You seem to be forgetting the Hammer, which is beating the EE with 1/3 the cache and 2/3 the clockspeed. I think the scalability issues are unique to the NetBurst architecture, not the x86 and AMD64 ISAs themselves.

Doubtful. The Gallatin core has 2M of cache and the size is close to 240mm^2. A dual core implementation with 4M of shared cache would be 480mm^2, and you wouldn't want to put less than double the amount of cache on a dual core CPU. Madison is ~370mm^2. At 90nm, when dual core becomes more feasible, Intel is already designing a dual core IPF chip with 24M of cache - Montecito. It will probably be more than 500mm^2 unless they somehow found a way to compact the core or the cache quite a bit smaller than it is now. I'm sure you could do many things to an x86 core with that kind of budget, but the argument is kind of moot, since the best way to take up die area right now is to add more cache, and 24M of cache is not going to help an x86 processor to perform better.

Nice strawman argument, packaged up nice and neat in half a sentence: "...the best way to take up die area right now is to add more cache, and 24M of cache is not going to help an x86 processor to perform better." I hold a different opinion: 500sqmm would be able to contain 4 90nm 1ML2 Opteron cores, with enough left over for several more MB of shared L3. Such a chip could run it's internal HTT interfaces at core speed, expose 4 more to the outside world, have 8 (eight!) 64-bit memory channels, and consume maybe 150-200w. This is not stretch technology, it's a very conservative model (assuming the basic 500sqmm premise). And yet I bet it would trounce your 24MB Montecito. Don't forget, the 6MB Itaniums of today are hardly crushing the 1MB Opterons of today. There's no reason to think that slapping even more cache onto an Itanium will suddenly start yeilding big benefits.

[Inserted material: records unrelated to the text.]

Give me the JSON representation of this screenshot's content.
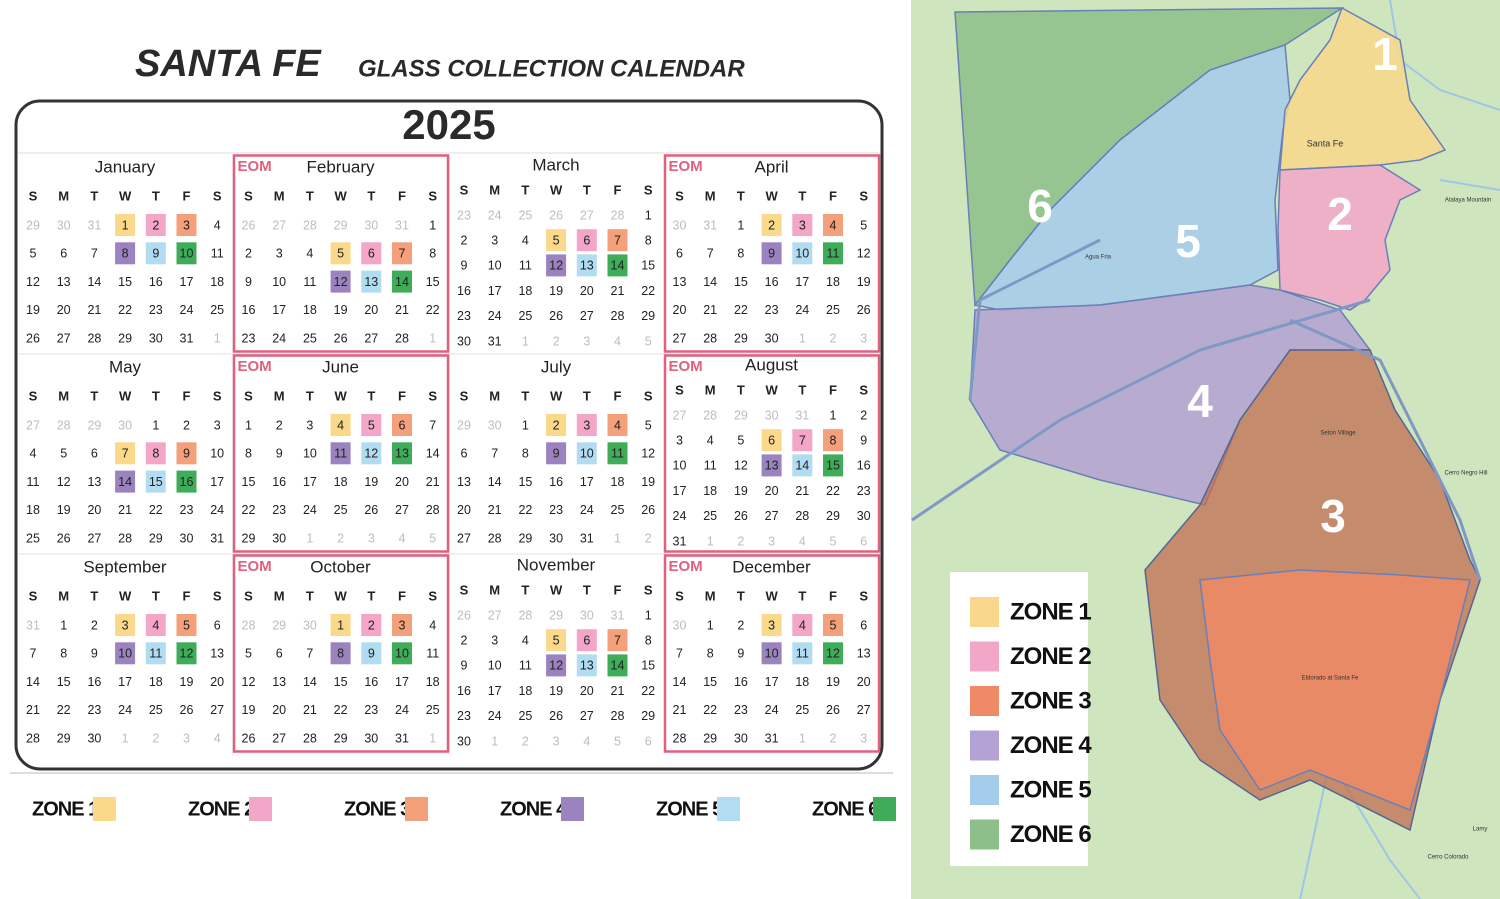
{
  "header": {
    "title": "SANTA FE",
    "subtitle": "GLASS COLLECTION CALENDAR",
    "year": "2025"
  },
  "calendar": {
    "weekdays": [
      "S",
      "M",
      "T",
      "W",
      "T",
      "F",
      "S"
    ],
    "eom_label": "EOM",
    "months": [
      {
        "name": "January",
        "eom": false,
        "prev": [
          29,
          30,
          31
        ],
        "days": [
          1,
          2,
          3,
          4,
          5,
          6,
          7,
          8,
          9,
          10,
          11,
          12,
          13,
          14,
          15,
          16,
          17,
          18,
          19,
          20,
          21,
          22,
          23,
          24,
          25,
          26,
          27,
          28,
          29,
          30,
          31
        ],
        "next": [
          1
        ],
        "zone_days": [
          1,
          2,
          3,
          8,
          9,
          10
        ]
      },
      {
        "name": "February",
        "eom": true,
        "prev": [
          26,
          27,
          28,
          29,
          30,
          31
        ],
        "days": [
          1,
          2,
          3,
          4,
          5,
          6,
          7,
          8,
          9,
          10,
          11,
          12,
          13,
          14,
          15,
          16,
          17,
          18,
          19,
          20,
          21,
          22,
          23,
          24,
          25,
          26,
          27,
          28
        ],
        "next": [
          1
        ],
        "zone_days": [
          5,
          6,
          7,
          12,
          13,
          14
        ]
      },
      {
        "name": "March",
        "eom": false,
        "prev": [
          23,
          24,
          25,
          26,
          27,
          28
        ],
        "days": [
          1,
          2,
          3,
          4,
          5,
          6,
          7,
          8,
          9,
          10,
          11,
          12,
          13,
          14,
          15,
          16,
          17,
          18,
          19,
          20,
          21,
          22,
          23,
          24,
          25,
          26,
          27,
          28,
          29,
          30,
          31
        ],
        "next": [
          1,
          2,
          3,
          4,
          5
        ],
        "zone_days": [
          5,
          6,
          7,
          12,
          13,
          14
        ]
      },
      {
        "name": "April",
        "eom": true,
        "prev": [
          30,
          31
        ],
        "days": [
          1,
          2,
          3,
          4,
          5,
          6,
          7,
          8,
          9,
          10,
          11,
          12,
          13,
          14,
          15,
          16,
          17,
          18,
          19,
          20,
          21,
          22,
          23,
          24,
          25,
          26,
          27,
          28,
          29,
          30
        ],
        "next": [
          1,
          2,
          3
        ],
        "zone_days": [
          2,
          3,
          4,
          9,
          10,
          11
        ]
      },
      {
        "name": "May",
        "eom": false,
        "prev": [
          27,
          28,
          29,
          30
        ],
        "days": [
          1,
          2,
          3,
          4,
          5,
          6,
          7,
          8,
          9,
          10,
          11,
          12,
          13,
          14,
          15,
          16,
          17,
          18,
          19,
          20,
          21,
          22,
          23,
          24,
          25,
          26,
          27,
          28,
          29,
          30,
          31
        ],
        "next": [],
        "zone_days": [
          7,
          8,
          9,
          14,
          15,
          16
        ]
      },
      {
        "name": "June",
        "eom": true,
        "prev": [],
        "days": [
          1,
          2,
          3,
          4,
          5,
          6,
          7,
          8,
          9,
          10,
          11,
          12,
          13,
          14,
          15,
          16,
          17,
          18,
          19,
          20,
          21,
          22,
          23,
          24,
          25,
          26,
          27,
          28,
          29,
          30
        ],
        "next": [
          1,
          2,
          3,
          4,
          5
        ],
        "zone_days": [
          4,
          5,
          6,
          11,
          12,
          13
        ]
      },
      {
        "name": "July",
        "eom": false,
        "prev": [
          29,
          30
        ],
        "days": [
          1,
          2,
          3,
          4,
          5,
          6,
          7,
          8,
          9,
          10,
          11,
          12,
          13,
          14,
          15,
          16,
          17,
          18,
          19,
          20,
          21,
          22,
          23,
          24,
          25,
          26,
          27,
          28,
          29,
          30,
          31
        ],
        "next": [
          1,
          2
        ],
        "zone_days": [
          2,
          3,
          4,
          9,
          10,
          11
        ]
      },
      {
        "name": "August",
        "eom": true,
        "prev": [
          27,
          28,
          29,
          30,
          31
        ],
        "days": [
          1,
          2,
          3,
          4,
          5,
          6,
          7,
          8,
          9,
          10,
          11,
          12,
          13,
          14,
          15,
          16,
          17,
          18,
          19,
          20,
          21,
          22,
          23,
          24,
          25,
          26,
          27,
          28,
          29,
          30,
          31
        ],
        "next": [
          1,
          2,
          3,
          4,
          5,
          6
        ],
        "zone_days": [
          6,
          7,
          8,
          13,
          14,
          15
        ]
      },
      {
        "name": "September",
        "eom": false,
        "prev": [
          31
        ],
        "days": [
          1,
          2,
          3,
          4,
          5,
          6,
          7,
          8,
          9,
          10,
          11,
          12,
          13,
          14,
          15,
          16,
          17,
          18,
          19,
          20,
          21,
          22,
          23,
          24,
          25,
          26,
          27,
          28,
          29,
          30
        ],
        "next": [
          1,
          2,
          3,
          4
        ],
        "zone_days": [
          3,
          4,
          5,
          10,
          11,
          12
        ]
      },
      {
        "name": "October",
        "eom": true,
        "prev": [
          28,
          29,
          30
        ],
        "days": [
          1,
          2,
          3,
          4,
          5,
          6,
          7,
          8,
          9,
          10,
          11,
          12,
          13,
          14,
          15,
          16,
          17,
          18,
          19,
          20,
          21,
          22,
          23,
          24,
          25,
          26,
          27,
          28,
          29,
          30,
          31
        ],
        "next": [
          1
        ],
        "zone_days": [
          1,
          2,
          3,
          8,
          9,
          10
        ]
      },
      {
        "name": "November",
        "eom": false,
        "prev": [
          26,
          27,
          28,
          29,
          30,
          31
        ],
        "days": [
          1,
          2,
          3,
          4,
          5,
          6,
          7,
          8,
          9,
          10,
          11,
          12,
          13,
          14,
          15,
          16,
          17,
          18,
          19,
          20,
          21,
          22,
          23,
          24,
          25,
          26,
          27,
          28,
          29,
          30
        ],
        "next": [
          1,
          2,
          3,
          4,
          5,
          6
        ],
        "zone_days": [
          5,
          6,
          7,
          12,
          13,
          14
        ]
      },
      {
        "name": "December",
        "eom": true,
        "prev": [
          30
        ],
        "days": [
          1,
          2,
          3,
          4,
          5,
          6,
          7,
          8,
          9,
          10,
          11,
          12,
          13,
          14,
          15,
          16,
          17,
          18,
          19,
          20,
          21,
          22,
          23,
          24,
          25,
          26,
          27,
          28,
          29,
          30,
          31
        ],
        "next": [
          1,
          2,
          3
        ],
        "zone_days": [
          3,
          4,
          5,
          10,
          11,
          12
        ]
      }
    ],
    "legend": [
      {
        "label": "ZONE 1",
        "color": "#fbd98a"
      },
      {
        "label": "ZONE 2",
        "color": "#f4a6c8"
      },
      {
        "label": "ZONE 3",
        "color": "#f4a07a"
      },
      {
        "label": "ZONE 4",
        "color": "#9b83bf"
      },
      {
        "label": "ZONE 5",
        "color": "#b2dcf2"
      },
      {
        "label": "ZONE 6",
        "color": "#3fac5a"
      }
    ]
  },
  "map": {
    "zone_labels": [
      "1",
      "2",
      "3",
      "4",
      "5",
      "6"
    ],
    "places": [
      "Santa Fe",
      "Seton Village",
      "Eldorado at Santa Fe",
      "Agua Fria",
      "Atalaya Mountain",
      "Cerro Negro Hill",
      "Lamy",
      "Cerro Colorado"
    ],
    "legend": [
      {
        "label": "ZONE 1",
        "color": "#f9d88b"
      },
      {
        "label": "ZONE 2",
        "color": "#f2a7c9"
      },
      {
        "label": "ZONE 3",
        "color": "#f08a66"
      },
      {
        "label": "ZONE 4",
        "color": "#b3a2d3"
      },
      {
        "label": "ZONE 5",
        "color": "#a4cdec"
      },
      {
        "label": "ZONE 6",
        "color": "#8dbf8a"
      }
    ]
  }
}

As long as it is going into a market with four-figure ASPs, the die size is irrelevant. By the 2007/8 time frame, 45nm features will allow far more to be done to the design, and I think the added size required for IPF implementations will be small relative to the allowable budget, and that would allow for more mainstream uses.

IMHO trying to predict what will happen in the processor market 4 years down the road is like trying to predict the Oscars 4 years down the road. Pointless. Think about the changes that have occured in the last year alone. Who knows what paradigms may emerge? Asymmetric multicore functionality? Integrated media/GPU/network/vector/encryption processors? Slap a dedicated vector co-processor onto the SRQ of a 90 or 65nm Hammer and expose HW API's... How about reconfigurable logic on die? I can think of a million ways to use 24MB's worth of transistors other than cache. This whole "x86 can't scale like Itanium" argument is pure short-sighted bunk, a red herring.